HCFA will be changing the way they make sure that laboratory tests are accurate. For example, instead of scheduling regular, on-site inspections, we will turn attention away from the labs with consistent, solid track records of high quality and concentrate more instead on the labs that need improvement. That's a common sense change.
Also, we will stop wasting money regulating lab tests that are done by machines that we know have a consistent record of producing the same results over and over and over again, without mistakes. We will count on the time tested technology, unless there is some evidence of a problem. There's simply no need to fill out paperwork and undergo time-consuming procedures to check machine outcomes that are -- that never vary.
And HCFA has come up with better ways to insure that Medicare patients get top notch care, ways focused on results rather than red tape. Instead of holding frequent inspections to make sure that all the proper procedures are being followed, and all the paperwork is being filled out, and all the workers have the specified experience and
college degrees, we'll start checking to see how the patients are doing, whether the results are being reached, or not.

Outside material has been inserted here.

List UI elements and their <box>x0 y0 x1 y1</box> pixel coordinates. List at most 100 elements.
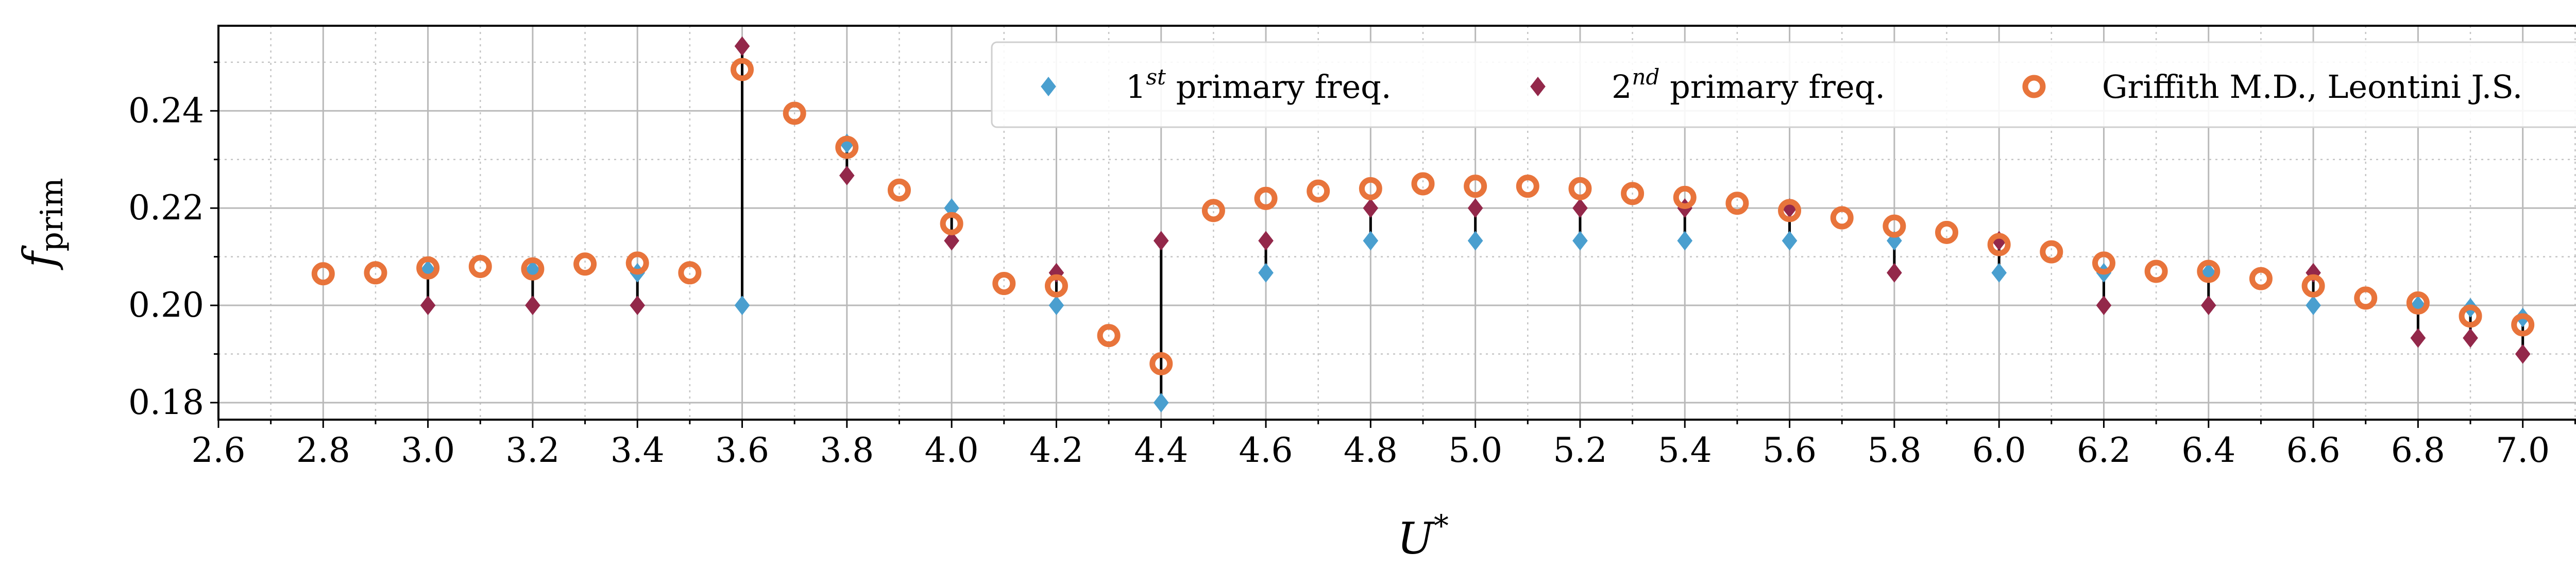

And we'll let everyone know which facilities produce excellent results. That way,
government can help consumers make informed choices.
For example, there are some procedures, like dialysis, where the results can be measured by products in the blood, by looking at the blood chemistry. That is a better measure of the results of how the institution, how the procedure is working, than whether or not all of the individuals attempting to produce that result have filled in every form and all of the paperwork that is -- that is required. Just go straight to the results.
Again, comparatively, we -- to use the example of job safety -- we found that we were measuring the number of fines, and we were getting a lot of fines. When we started finding ways to measure a reduction in the number of injuries on the job, the fines became irrelevant, in many cases, and they started focusing on the results.
We want health care professionals and individuals, when they have to be held accountable within government programs, to be held accountable for the results, not for the process, and the paperwork, and the bureaucracy, and the red tape.
For nursing homes that care for the mentally ill, we're cutting out the duplicate
requirements for initial and annual patient assessments. One regulation requires the
assessments if funding comes from Medicare or Medicaid. Another regulation requires states to do a second set of assessments, just because the patient is in a nursing home. We want states to spend their health care money on first-class care, not on federal second-guessing.
And to make life simpler for doctors and their administrative assistants, we will have all insurance companies that cover federal workers use the standard Medicare claim form. You don't -- you won't need to learn yet another different set of paperwork rules for each different company, and there may be 300 or more involved.
So these are some of the changes that we're making. But this is not the end of it. We will keep listening, and keep changing, keep learning, and keep restoring faith in government.
As the First Lady pointed out, when it comes to reinventing government, health care is no different from any other national problem. We need faith that we can solve our problems together working, where necessary, through self-government. And in order to regain that faith, we need to make government work better and cost less. That's what
President Clinton's team is all about: making government work better and cost less. That is, and always will be, the right way. Thank you for making it work. We appreciate it.